Yes, owning the issue of privacy and the right to be left alone is unlikely to put Paul in the mainstream of the GOP – it scores better with Independent voters than Iowans, after all. Paul’s point all along has been that this degree of collection is unnecessary and overly invasive, and on that the American people seem to agree with him. (Ron Wyden has actually been making the more significant point, which is that the federal government’s push for the requirement of back doors for law enforcement’s own use is putting all of us at risk, but a fight on that will come later.) Whether that means they will put a priority on this agreement is a different question. Polls on this issue often reveal agreement, but rarely reveal it as a priority for voters.

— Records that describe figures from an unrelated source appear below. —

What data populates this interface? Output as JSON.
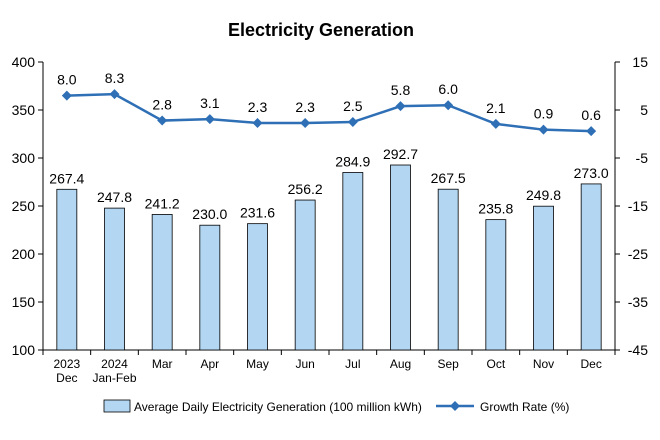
{
  "chart_data": {
    "type": "bar",
    "title": "Electricity Generation",
    "categories": [
      [
        "2023",
        "Dec"
      ],
      [
        "2024",
        "Jan-Feb"
      ],
      [
        "Mar"
      ],
      [
        "Apr"
      ],
      [
        "May"
      ],
      [
        "Jun"
      ],
      [
        "Jul"
      ],
      [
        "Aug"
      ],
      [
        "Sep"
      ],
      [
        "Oct"
      ],
      [
        "Nov"
      ],
      [
        "Dec"
      ]
    ],
    "series": [
      {
        "name": "Average Daily Electricity Generation (100 million kWh)",
        "type": "bar",
        "axis": "left",
        "color": "#b3d7f3",
        "values": [
          267.4,
          247.8,
          241.2,
          230.0,
          231.6,
          256.2,
          284.9,
          292.7,
          267.5,
          235.8,
          249.8,
          273.0
        ],
        "labels": [
          "267.4",
          "247.8",
          "241.2",
          "230.0",
          "231.6",
          "256.2",
          "284.9",
          "292.7",
          "267.5",
          "235.8",
          "249.8",
          "273.0"
        ]
      },
      {
        "name": "Growth Rate (%)",
        "type": "line",
        "axis": "right",
        "color": "#2e6fb5",
        "values": [
          8.0,
          8.3,
          2.8,
          3.1,
          2.3,
          2.3,
          2.5,
          5.8,
          6.0,
          2.1,
          0.9,
          0.6
        ],
        "labels": [
          "8.0",
          "8.3",
          "2.8",
          "3.1",
          "2.3",
          "2.3",
          "2.5",
          "5.8",
          "6.0",
          "2.1",
          "0.9",
          "0.6"
        ]
      }
    ],
    "y_left": {
      "min": 100,
      "max": 400,
      "step": 50,
      "ticks": [
        "100",
        "150",
        "200",
        "250",
        "300",
        "350",
        "400"
      ]
    },
    "y_right": {
      "min": -45,
      "max": 15,
      "step": 10,
      "ticks": [
        "-45",
        "-35",
        "-25",
        "-15",
        "-5",
        "5",
        "15"
      ]
    },
    "grid": false,
    "legend_position": "bottom"
  }
}
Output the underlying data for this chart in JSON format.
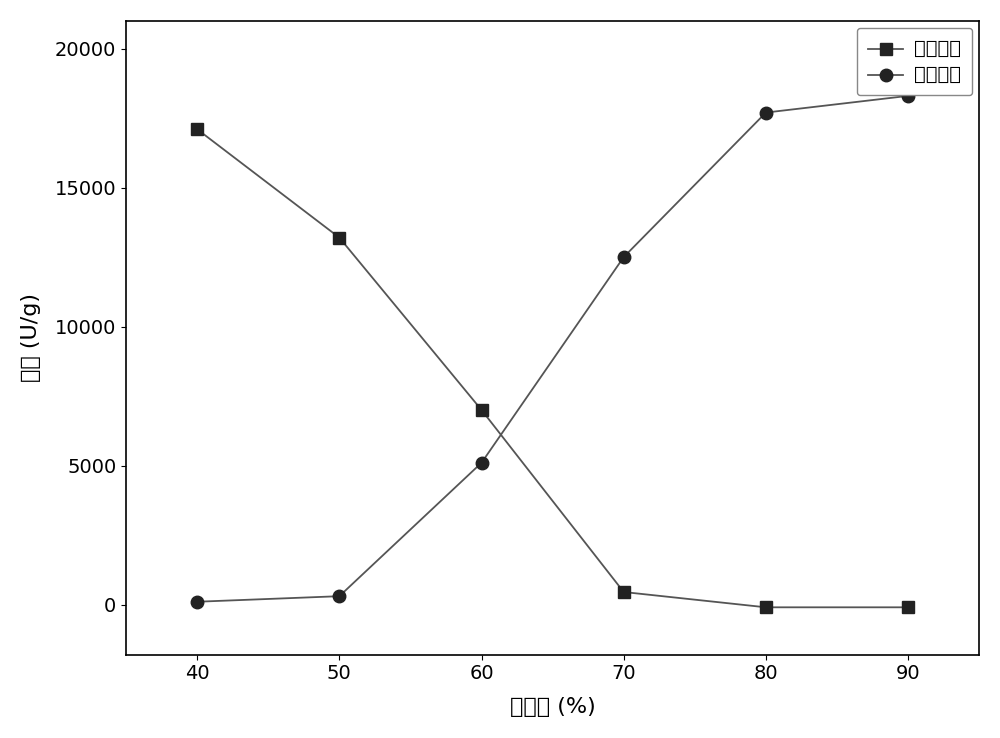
{
  "x": [
    40,
    50,
    60,
    70,
    80,
    90
  ],
  "supernatant_y": [
    17100,
    13200,
    7000,
    450,
    -100,
    -100
  ],
  "precipitate_y": [
    100,
    300,
    5100,
    12500,
    17700,
    18300
  ],
  "xlabel": "饱和度 (%)",
  "ylabel": "酶活 (U/g)",
  "legend_supernatant": "上清酶活",
  "legend_precipitate": "沉淀酶活",
  "xlim": [
    35,
    95
  ],
  "ylim": [
    -1800,
    21000
  ],
  "yticks": [
    0,
    5000,
    10000,
    15000,
    20000
  ],
  "xticks": [
    40,
    50,
    60,
    70,
    80,
    90
  ],
  "line_color": "#555555",
  "marker_color": "#222222",
  "background_color": "#ffffff",
  "label_fontsize": 16,
  "tick_fontsize": 14,
  "legend_fontsize": 14
}
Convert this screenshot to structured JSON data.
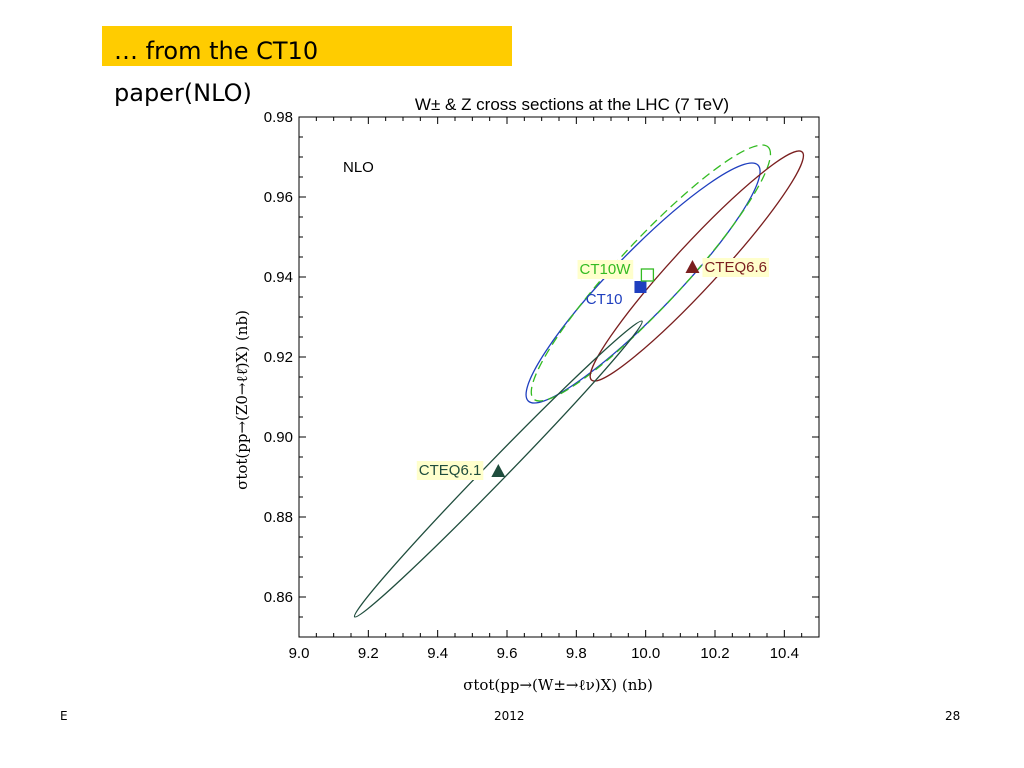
{
  "slide": {
    "title_line1": "… from the CT10",
    "title_line2": "paper(NLO)",
    "banner_color": "#ffcc00",
    "footer_left": "E",
    "footer_center": "2012",
    "footer_right": "28"
  },
  "chart_data": {
    "type": "scatter",
    "title": "W± & Z cross sections at the LHC (7 TeV)",
    "xlabel": "σtot(pp→(W±→ℓν)X) (nb)",
    "ylabel": "σtot(pp→(Z0→ℓℓ̄)X) (nb)",
    "xlim": [
      9.0,
      10.5
    ],
    "ylim": [
      0.85,
      0.98
    ],
    "xticks": [
      "9.0",
      "9.2",
      "9.4",
      "9.6",
      "9.8",
      "10.0",
      "10.2",
      "10.4"
    ],
    "yticks": [
      "0.86",
      "0.88",
      "0.90",
      "0.92",
      "0.94",
      "0.96",
      "0.98"
    ],
    "annotation": "NLO",
    "grid": false,
    "series": [
      {
        "name": "CT10",
        "color": "#1f3fbf",
        "marker": "filled-square",
        "x": 9.985,
        "y": 0.9375,
        "ellipse_extent": {
          "x": [
            9.655,
            10.33
          ],
          "y": 0.9085,
          "y_top": 0.9685
        },
        "dashed": false
      },
      {
        "name": "CT10W",
        "color": "#33bb22",
        "marker": "open-square",
        "x": 10.005,
        "y": 0.9405,
        "ellipse_extent": {
          "x": [
            9.67,
            10.36
          ],
          "y": 0.909,
          "y_top": 0.973
        },
        "dashed": true
      },
      {
        "name": "CTEQ6.6",
        "color": "#7a1f1f",
        "marker": "filled-triangle",
        "x": 10.135,
        "y": 0.9425,
        "ellipse_extent": {
          "x": [
            9.84,
            10.455
          ],
          "y": 0.914,
          "y_top": 0.9715
        },
        "dashed": false
      },
      {
        "name": "CTEQ6.1",
        "color": "#1f4d3d",
        "marker": "filled-triangle",
        "x": 9.575,
        "y": 0.8915,
        "ellipse_extent": {
          "x": [
            9.16,
            9.99
          ],
          "y": 0.855,
          "y_top": 0.929
        },
        "dashed": false
      }
    ]
  }
}
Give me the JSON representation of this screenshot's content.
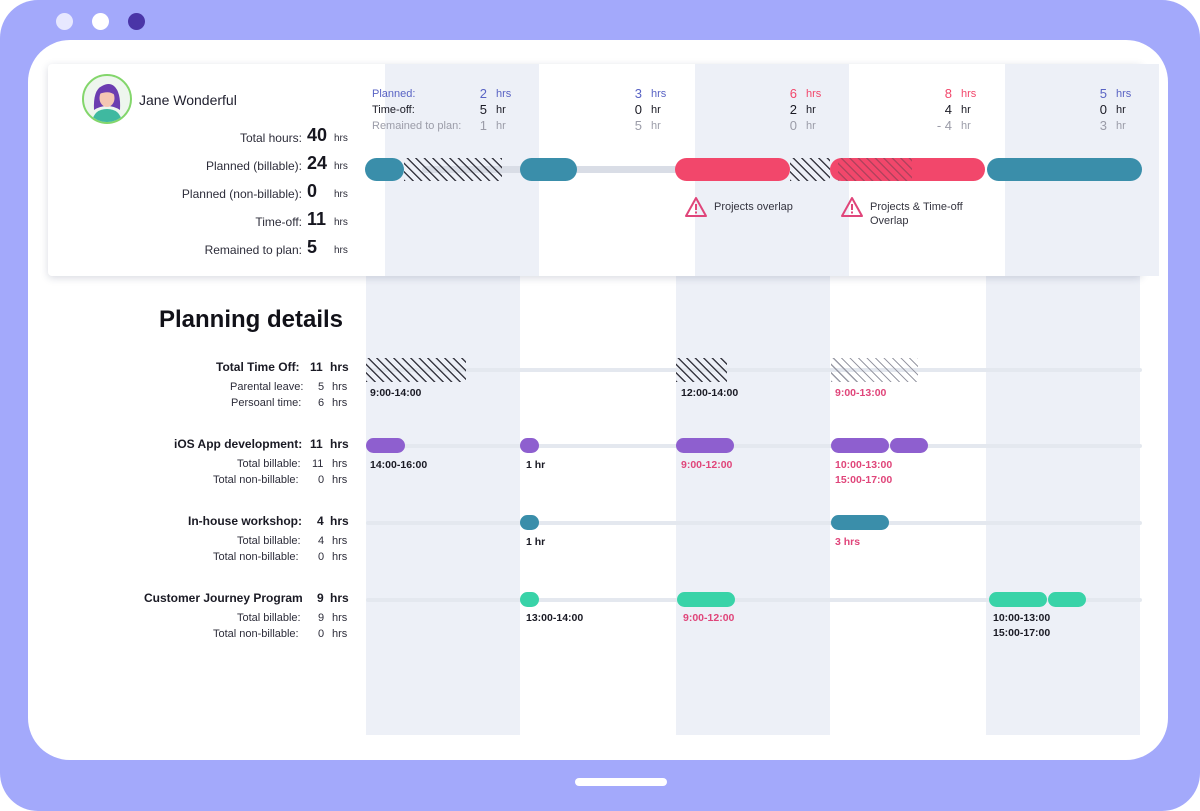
{
  "window": {
    "dots": [
      "#e7e8ff",
      "#ffffff",
      "#4a35a7"
    ]
  },
  "colors": {
    "frame": "#a3a9fb",
    "purple": "#8e5fcf",
    "teal": "#3a8eaa",
    "green": "#39d3a8",
    "red": "#f2476b",
    "blue": "#5963c4",
    "pink": "#e0457a"
  },
  "user": {
    "name": "Jane Wonderful",
    "avatar_icon": "user-avatar-icon"
  },
  "summary": [
    {
      "label": "Total hours:",
      "value": "40",
      "unit": "hrs"
    },
    {
      "label": "Planned (billable):",
      "value": "24",
      "unit": "hrs"
    },
    {
      "label": "Planned (non-billable):",
      "value": "0",
      "unit": "hrs"
    },
    {
      "label": "Time-off:",
      "value": "11",
      "unit": "hrs"
    },
    {
      "label": "Remained to plan:",
      "value": "5",
      "unit": "hrs"
    }
  ],
  "stat_labels": {
    "planned": "Planned:",
    "timeoff": "Time-off:",
    "remained": "Remained to plan:"
  },
  "days": [
    {
      "planned": "2",
      "planned_unit": "hrs",
      "timeoff": "5",
      "timeoff_unit": "hr",
      "remained": "1",
      "remained_unit": "hr"
    },
    {
      "planned": "3",
      "planned_unit": "hrs",
      "timeoff": "0",
      "timeoff_unit": "hr",
      "remained": "5",
      "remained_unit": "hr"
    },
    {
      "planned": "6",
      "planned_unit": "hrs",
      "timeoff": "2",
      "timeoff_unit": "hr",
      "remained": "0",
      "remained_unit": "hr"
    },
    {
      "planned": "8",
      "planned_unit": "hrs",
      "timeoff": "4",
      "timeoff_unit": "hr",
      "remained": "- 4",
      "remained_unit": "hr"
    },
    {
      "planned": "5",
      "planned_unit": "hrs",
      "timeoff": "0",
      "timeoff_unit": "hr",
      "remained": "3",
      "remained_unit": "hr"
    }
  ],
  "warnings": [
    {
      "text": "Projects overlap",
      "icon": "warning-icon"
    },
    {
      "line1": "Projects & Time-off",
      "line2": "Overlap",
      "icon": "warning-icon"
    }
  ],
  "details": {
    "title": "Planning details",
    "time_off": {
      "title": "Total Time Off:",
      "total": "11",
      "unit": "hrs",
      "lines": [
        {
          "label": "Parental leave:",
          "value": "5",
          "unit": "hrs"
        },
        {
          "label": "Persoanl time:",
          "value": "6",
          "unit": "hrs"
        }
      ],
      "slots": [
        "9:00-14:00",
        "12:00-14:00",
        "9:00-13:00"
      ]
    },
    "ios": {
      "title": "iOS App development:",
      "total": "11",
      "unit": "hrs",
      "lines": [
        {
          "label": "Total billable:",
          "value": "11",
          "unit": "hrs"
        },
        {
          "label": "Total non-billable:",
          "value": "0",
          "unit": "hrs"
        }
      ],
      "slots": [
        "14:00-16:00",
        "1 hr",
        "9:00-12:00",
        "10:00-13:00",
        "15:00-17:00"
      ]
    },
    "workshop": {
      "title": "In-house workshop:",
      "total": "4",
      "unit": "hrs",
      "lines": [
        {
          "label": "Total billable:",
          "value": "4",
          "unit": "hrs"
        },
        {
          "label": "Total non-billable:",
          "value": "0",
          "unit": "hrs"
        }
      ],
      "slots": [
        "1 hr",
        "3 hrs"
      ]
    },
    "journey": {
      "title": "Customer Journey Program",
      "total": "9",
      "unit": "hrs",
      "lines": [
        {
          "label": "Total billable:",
          "value": "9",
          "unit": "hrs"
        },
        {
          "label": "Total non-billable:",
          "value": "0",
          "unit": "hrs"
        }
      ],
      "slots": [
        "13:00-14:00",
        "9:00-12:00",
        "10:00-13:00",
        "15:00-17:00"
      ]
    }
  }
}
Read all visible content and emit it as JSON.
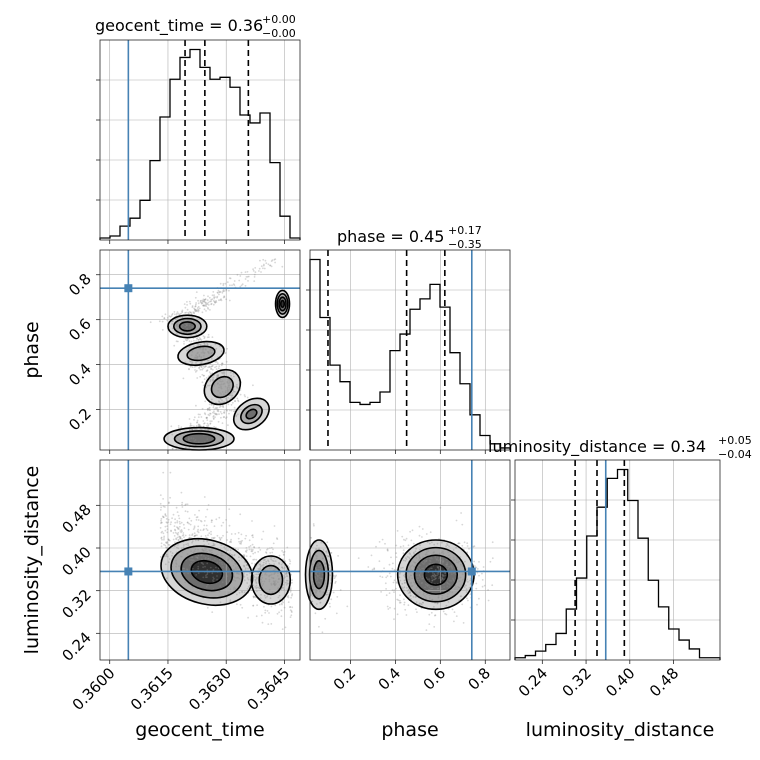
{
  "chart_data": {
    "type": "corner",
    "parameters": [
      "geocent_time",
      "phase",
      "luminosity_distance"
    ],
    "truth_color": "#4682b4",
    "truths": {
      "geocent_time": 0.36048,
      "phase": 0.74,
      "luminosity_distance": 0.356
    },
    "titles": [
      {
        "param": "geocent_time",
        "prefix": "geocent_time = ",
        "median": "0.36",
        "plus": "+0.00",
        "minus": "−0.00"
      },
      {
        "param": "phase",
        "prefix": "phase = ",
        "median": "0.45",
        "plus": "+0.17",
        "minus": "−0.35"
      },
      {
        "param": "luminosity_distance",
        "prefix": "luminosity_distance = ",
        "median": "0.34",
        "plus": "+0.05",
        "minus": "−0.04"
      }
    ],
    "ranges": {
      "geocent_time": [
        0.35975,
        0.3649
      ],
      "phase": [
        0.02,
        0.91
      ],
      "luminosity_distance": [
        0.19,
        0.565
      ]
    },
    "ticks": {
      "geocent_time": [
        0.36,
        0.3615,
        0.363,
        0.3645
      ],
      "phase": [
        0.2,
        0.4,
        0.6,
        0.8
      ],
      "luminosity_distance": [
        0.24,
        0.32,
        0.4,
        0.48
      ]
    },
    "tick_labels": {
      "geocent_time": [
        "0.3600",
        "0.3615",
        "0.3630",
        "0.3645"
      ],
      "phase": [
        "0.2",
        "0.4",
        "0.6",
        "0.8"
      ],
      "luminosity_distance": [
        "0.24",
        "0.32",
        "0.40",
        "0.48"
      ]
    },
    "axis_labels": {
      "geocent_time": "geocent_time",
      "phase": "phase",
      "luminosity_distance": "luminosity_distance"
    },
    "quantiles": {
      "geocent_time": [
        0.36194,
        0.36245,
        0.36357
      ],
      "phase": [
        0.1,
        0.45,
        0.62
      ],
      "luminosity_distance": [
        0.3,
        0.34,
        0.39
      ]
    },
    "histograms": {
      "geocent_time": [
        1,
        2,
        7,
        11,
        20,
        40,
        62,
        81,
        92,
        96,
        87,
        81,
        82,
        77,
        63,
        59,
        64,
        39,
        12,
        1
      ],
      "phase": [
        92,
        64,
        41,
        33,
        23,
        22,
        23,
        28,
        48,
        56,
        68,
        73,
        80,
        69,
        47,
        32,
        17,
        7,
        3,
        1
      ],
      "luminosity_distance": [
        1,
        2,
        4,
        7,
        12,
        23,
        37,
        56,
        69,
        82,
        86,
        72,
        55,
        36,
        24,
        14,
        9,
        5,
        1,
        1
      ]
    },
    "grid": true
  }
}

Part of Paul’s campaign is a test to see what resonates, but part of it is just making those issues more present in the minds of Republicans, regardless of his chances at the nomination.

As for the Republican Party: The underlying clash between Lee – arguing for a measure that had 338 votes in the House for it, but does not satisfy Tom Cotton – is a sign that these disputes are renewing with a new generation of Senators, and will be around for a long time to come. Navigating national security issues in the post-Obama, post-Snowden arena is going to be more complicated than ever. The short-term problem for Republican presidential candidates who will emerge to make the case for the level of access and privacy invasion they believe necessary is that they are effectively battling against even modest reforms, supported by plenty of members of Congress, while simultaneously counting on a high degree of trust in the Obama Administration’s effectiveness. Trusting this administration to do their jobs effectively and without trampling on rights and the Constitution along the way has been a risky choice in the past. We’ll see whether the natsec hawks’ faith is rewarded.